Seit Anfang des Jahres ist auch der Apothekerverband Westfalen-Lippe (AVWL) Teil des Patenschaftsprojekts für PTA. Die Auszubildende Lilli Bretsch berichtet gegenüber dem Verband aus ihrem Alltag zwischen Schulbank und Apothekenpraxis und fasst zusammen: „Das ist schon knackig.“
Bretschs Berufswunsch entstand aus ihrem Interesse für Naturwissenschaften und „weil die Beschäftigten auf mich immer so glücklich in ihrem Job gewirkt haben, wenn ich in der Apotheke war.“ Diesen persönlichen Eindruck wollte sie frühzeitig mit der Realität abgleichen – und entschied sich für das Projekt der PTA-Patenschaft.
Nach dem Unterricht und in den Ferien arbeite sie deshalb in der Jahreszeiten-Apotheke von Inhaber und AVWL-Vorstandsmitglied Jan Harbecke.
Bretsch beschreibt den Spagat zwischen der PTA-Fachschule in Münster und der praktischen Arbeit in der Apotheke gegnüber dem Verband als fordernd. Die Auszubildende erkenne in ihrer Tätigkeit aber auch eine enorme Lernhilfe: Durch den ständigen Umgang mit den Arzneimitteln vertiefe sie ihr Fachwissen.
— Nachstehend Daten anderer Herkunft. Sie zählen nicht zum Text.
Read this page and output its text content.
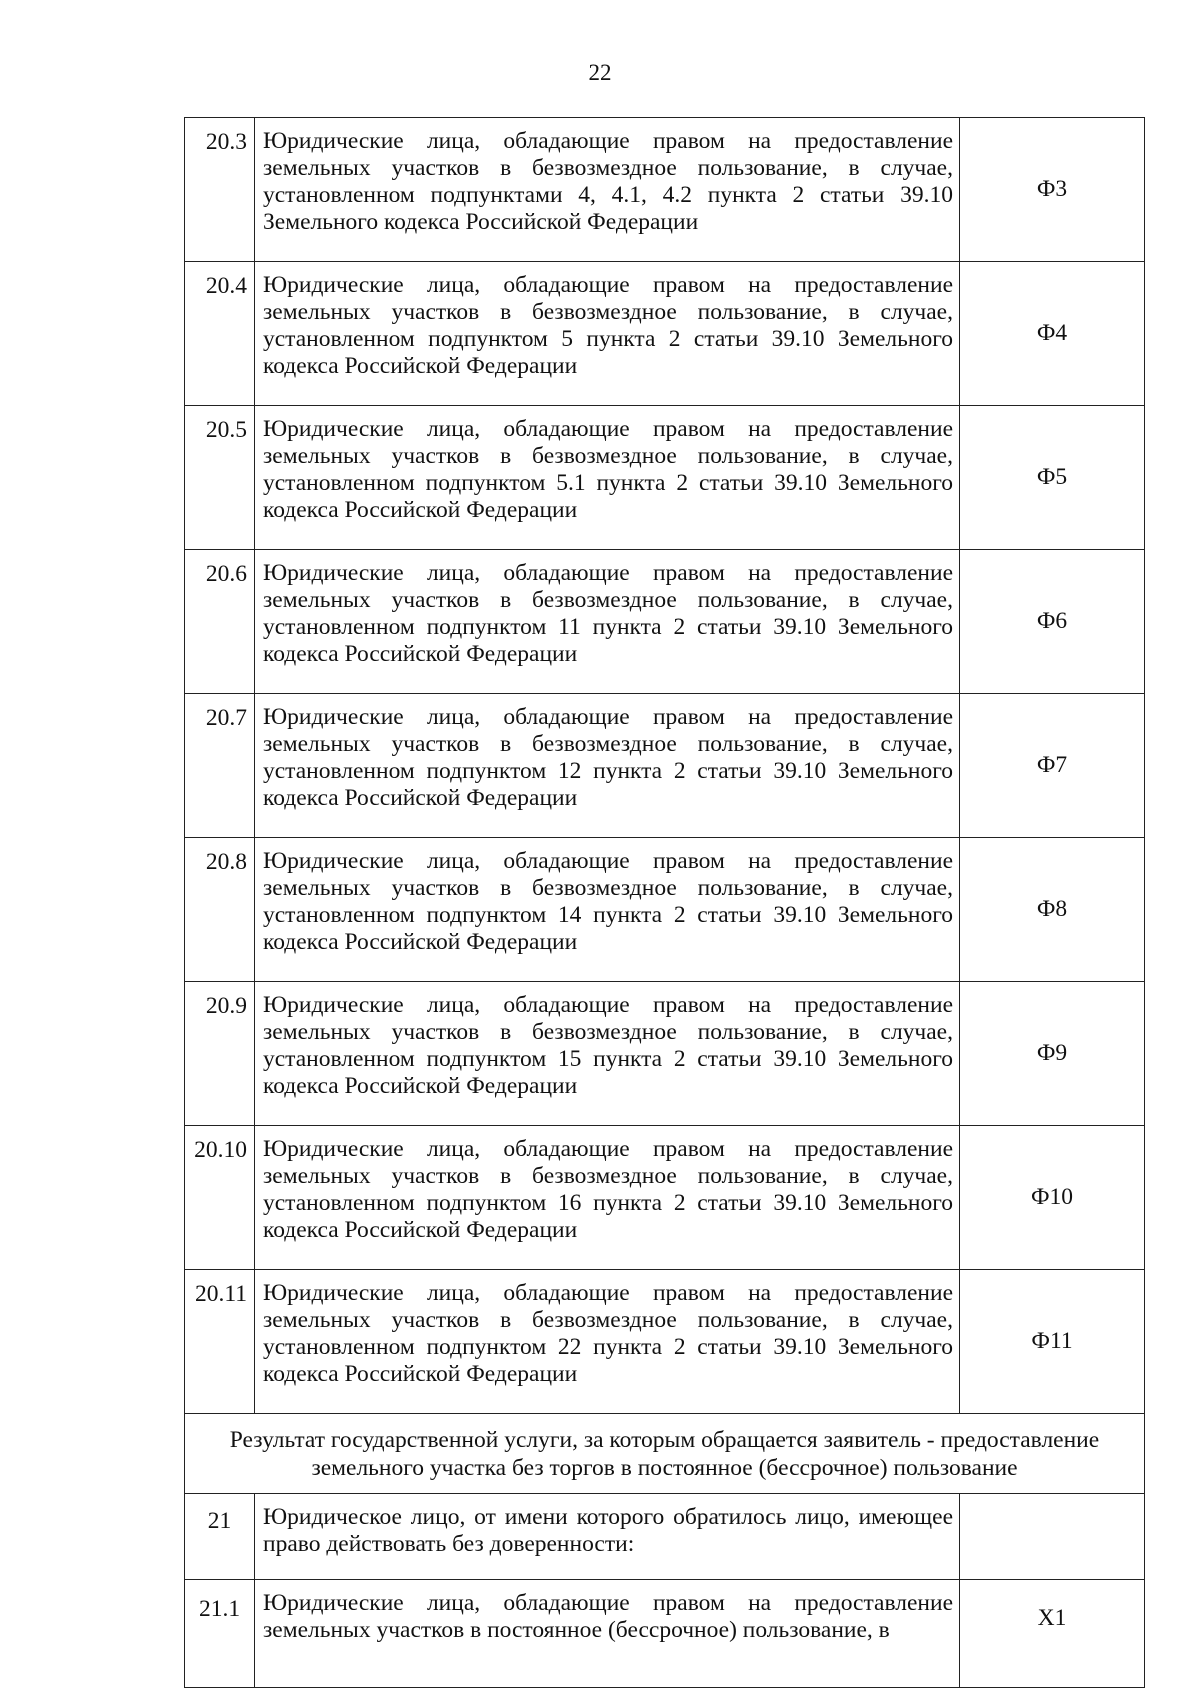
22
20.3	Юридические лица, обладающие правом на предоставление земельных участков в безвозмездное пользование, в случае, установленном подпунктами 4, 4.1, 4.2 пункта 2 статьи 39.10 Земельного кодекса Российской Федерации	Ф3
20.4	Юридические лица, обладающие правом на предоставление земельных участков в безвозмездное пользование, в случае, установленном подпунктом 5 пункта 2 статьи 39.10 Земельного кодекса Российской Федерации	Ф4
20.5	Юридические лица, обладающие правом на предоставление земельных участков в безвозмездное пользование, в случае, установленном подпунктом 5.1 пункта 2 статьи 39.10 Земельного кодекса Российской Федерации	Ф5
20.6	Юридические лица, обладающие правом на предоставление земельных участков в безвозмездное пользование, в случае, установленном подпунктом 11 пункта 2 статьи 39.10 Земельного кодекса Российской Федерации	Ф6
20.7	Юридические лица, обладающие правом на предоставление земельных участков в безвозмездное пользование, в случае, установленном подпунктом 12 пункта 2 статьи 39.10 Земельного кодекса Российской Федерации	Ф7
20.8	Юридические лица, обладающие правом на предоставление земельных участков в безвозмездное пользование, в случае, установленном подпунктом 14 пункта 2 статьи 39.10 Земельного кодекса Российской Федерации	Ф8
20.9	Юридические лица, обладающие правом на предоставление земельных участков в безвозмездное пользование, в случае, установленном подпунктом 15 пункта 2 статьи 39.10 Земельного кодекса Российской Федерации	Ф9
20.10	Юридические лица, обладающие правом на предоставление земельных участков в безвозмездное пользование, в случае, установленном подпунктом 16 пункта 2 статьи 39.10 Земельного кодекса Российской Федерации	Ф10
20.11	Юридические лица, обладающие правом на предоставление земельных участков в безвозмездное пользование, в случае, установленном подпунктом 22 пункта 2 статьи 39.10 Земельного кодекса Российской Федерации	Ф11
Результат государственной услуги, за которым обращается заявитель - предоставление земельного участка без торгов в постоянное (бессрочное) пользование		
21	Юридическое лицо, от имени которого обратилось лицо, имеющее право действовать без доверенности:	
21.1	Юридические лица, обладающие правом на предоставление земельных участков в постоянное (бессрочное) пользование, в	Х1
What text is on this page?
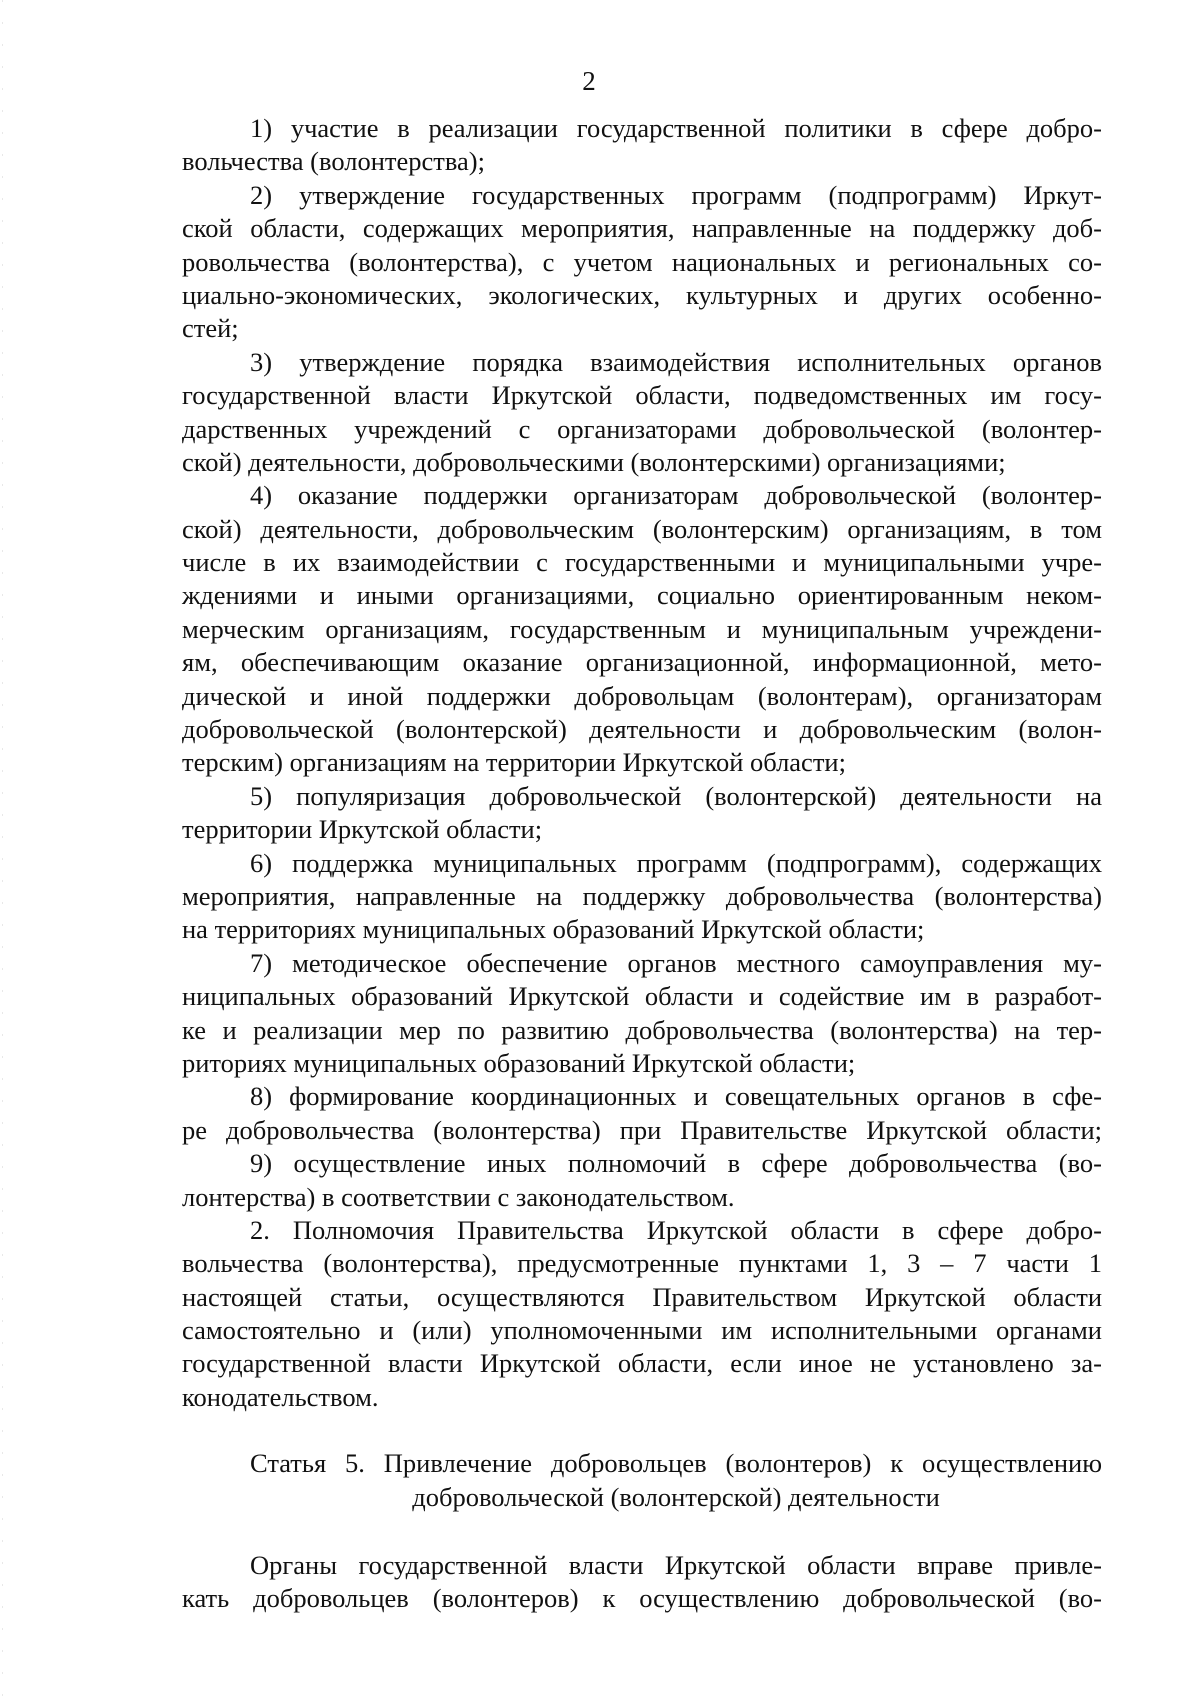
2
1) участие в реализации государственной политики в сфере добро-
вольчества (волонтерства);
2) утверждение государственных программ (подпрограмм) Иркут-
ской области, содержащих мероприятия, направленные на поддержку доб-
ровольчества (волонтерства), с учетом национальных и региональных со-
циально-экономических, экологических, культурных и других особенно-
стей;
3) утверждение порядка взаимодействия исполнительных органов
государственной власти Иркутской области, подведомственных им госу-
дарственных учреждений с организаторами добровольческой (волонтер-
ской) деятельности, добровольческими (волонтерскими) организациями;
4) оказание поддержки организаторам добровольческой (волонтер-
ской) деятельности, добровольческим (волонтерским) организациям, в том
числе в их взаимодействии с государственными и муниципальными учре-
ждениями и иными организациями, социально ориентированным неком-
мерческим организациям, государственным и муниципальным учреждени-
ям, обеспечивающим оказание организационной, информационной, мето-
дической и иной поддержки добровольцам (волонтерам), организаторам
добровольческой (волонтерской) деятельности и добровольческим (волон-
терским) организациям на территории Иркутской области;
5) популяризация добровольческой (волонтерской) деятельности на
территории Иркутской области;
6) поддержка муниципальных программ (подпрограмм), содержащих
мероприятия, направленные на поддержку добровольчества (волонтерства)
на территориях муниципальных образований Иркутской области;
7) методическое обеспечение органов местного самоуправления му-
ниципальных образований Иркутской области и содействие им в разработ-
ке и реализации мер по развитию добровольчества (волонтерства) на тер-
риториях муниципальных образований Иркутской области;
8) формирование координационных и совещательных органов в сфе-
ре добровольчества (волонтерства) при Правительстве Иркутской области;
9) осуществление иных полномочий в сфере добровольчества (во-
лонтерства) в соответствии с законодательством.
2. Полномочия Правительства Иркутской области в сфере добро-
вольчества (волонтерства), предусмотренные пунктами 1, 3 – 7 части 1
настоящей статьи, осуществляются Правительством Иркутской области
самостоятельно и (или) уполномоченными им исполнительными органами
государственной власти Иркутской области, если иное не установлено за-
конодательством.
Статья 5. Привлечение добровольцев (волонтеров) к осуществлению
добровольческой (волонтерской) деятельности
Органы государственной власти Иркутской области вправе привле-
кать добровольцев (волонтеров) к осуществлению добровольческой (во-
Außerdem nutze sie die Gelegenheit, die Beratungsgespräche ihrer erfahrenen Kolleg:innen zu beobachten. „Da kann ich mir das ein oder andere abgucken“, sagt sie. „Wenn ich dabei erlebe, wie überschwänglich sich Patientinnen und Patienten für die Hilfe bedanken, dann weiß ich: Dafür mache ich das!“
Darüber hinaus übernehme sie vor allem PKA-Aufgaben wie Ware verbuchen, Sichtwahl auffüllen oder die Inventur der Freiwahl. Der Job in der Apotheke zahle sich für sie deshalb nicht nur finanziell aus. „Ich erfahre hier, wofür ich in der Schule lerne. Das gibt mir sehr viel Motivation für die anspruchsvolle Ausbildung.“
37 Stunden pro Monat arbeitet Bretsch laut AVWL in der Apotheke – in den Ferien sind es ein paar Stunden mehr, dafür vor den Klausuren weniger. Diese Flexibilität kommt laut Harbecke nicht nur der Patenschülerin zugute, sondern auch der Apotheke: „Viele PKA haben schulpflichtige Kinder und müssen in den Ferien Urlaub nehmen. Dann können wir die Unterstützung unserer Patenschülerin sehr gut gebrauchen.“,
Auch außerhalb der Ferien sei die Patenschülerin ein echter Gewinn für seine Apotheke. Die Zeit, die sein Team investiert habe, um Bretsch anzulernen, ist laut Harbecke nachhaltig investiert. „Anders als ein Praktikant bleibt das Patenkind über zwei Jahre bei uns und arbeitet mit. Nach der Schule verkürzt sich die Einarbeitungsphase im Praktikum oder im späteren Berufsalltag entsprechend.“
Es ist laut AVWL das Ziel der Patenschaft, eine langfristige Bindung zwischen Arbeitgeber und PTA aufzubauen. „Wenn es einem in der Apotheke gut gefällt, dann möchte man natürlich bleiben“, bestätigt Bretsch. „Eine PTA-Patenschaft ist ein hervorragendes Instrument gegen den Fachkräftemangel“, bekräftigt auch Harbecke.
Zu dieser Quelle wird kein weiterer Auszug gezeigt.